An archaeologist has returned to the site of a 19th century Chinese settlement in Arrowtown, 40 years after it inspired his lifelong passion as a young teenager.
Department of Conservation (DOC) senior heritage advisor Matt Schmidt is leading a team hoping to unearth secrets from the 120-year-old settlement, located just a stone's throw from the main street.
"Archaeology is a tool to understand the life of people, and it's all about people," Schmidt told Seven Sharp.
"It's all about the story and having something physical is just part of it."

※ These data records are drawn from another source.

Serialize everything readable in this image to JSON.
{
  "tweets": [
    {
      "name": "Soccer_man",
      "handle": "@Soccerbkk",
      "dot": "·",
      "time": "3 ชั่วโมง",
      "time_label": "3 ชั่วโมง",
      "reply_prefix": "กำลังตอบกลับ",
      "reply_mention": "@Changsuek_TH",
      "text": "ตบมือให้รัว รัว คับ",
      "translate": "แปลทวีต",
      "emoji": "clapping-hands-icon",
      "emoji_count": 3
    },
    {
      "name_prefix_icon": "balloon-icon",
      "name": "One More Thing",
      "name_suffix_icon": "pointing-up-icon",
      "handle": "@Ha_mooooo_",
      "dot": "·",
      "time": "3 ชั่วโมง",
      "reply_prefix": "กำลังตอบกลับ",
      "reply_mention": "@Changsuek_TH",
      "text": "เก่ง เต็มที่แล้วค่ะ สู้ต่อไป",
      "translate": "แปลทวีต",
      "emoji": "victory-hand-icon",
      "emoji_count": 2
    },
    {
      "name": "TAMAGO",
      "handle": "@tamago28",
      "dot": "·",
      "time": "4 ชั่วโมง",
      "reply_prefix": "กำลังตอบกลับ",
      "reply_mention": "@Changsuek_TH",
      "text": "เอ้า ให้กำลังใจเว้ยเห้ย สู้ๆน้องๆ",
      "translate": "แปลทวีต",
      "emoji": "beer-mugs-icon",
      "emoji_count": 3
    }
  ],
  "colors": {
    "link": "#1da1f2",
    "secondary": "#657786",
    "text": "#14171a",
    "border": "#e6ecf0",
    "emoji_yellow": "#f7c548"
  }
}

At its peak, around 60 people lived on the site, which boasted 10 mud or stone huts, a social hall and two stores.
The last of the goldminers to live at the settlement, Ah-Gum, died in 1932.
In 1983, the site was excavated for the first time, inspiring a then-14-year-old Schmidt.
Visitors have been free to wander over the area since 1988, leading to decades of dust and debris reburying some of the ruins.
"We're just working down to reveal the floor that's sort of been buried over the last 40 years," DOC senior heritage advisor Tom Barker explained.
"It's pretty cool when you get to see these surfaces that people came and went, and went through the trials of daily life in a pretty cold little gulley."
Among the items discovered by the team are a handmade nail, a piece of old metal sticking out of a tree trunk, a lamb bone, and fragments from a rice bowl and beer bottle.
"It gives you a little insight into day-to-day life here," Schmidt said.
Anything unearthed is taken to the nearby Lakes District Museum.
Barker said the settlement offers a glimpse into the struggles faced by the miners, many of whom arrived in Arrowtown from China, leaving their families behind.
"It does give you an insight to those lives back then and a deeper sympathy and understanding," he said.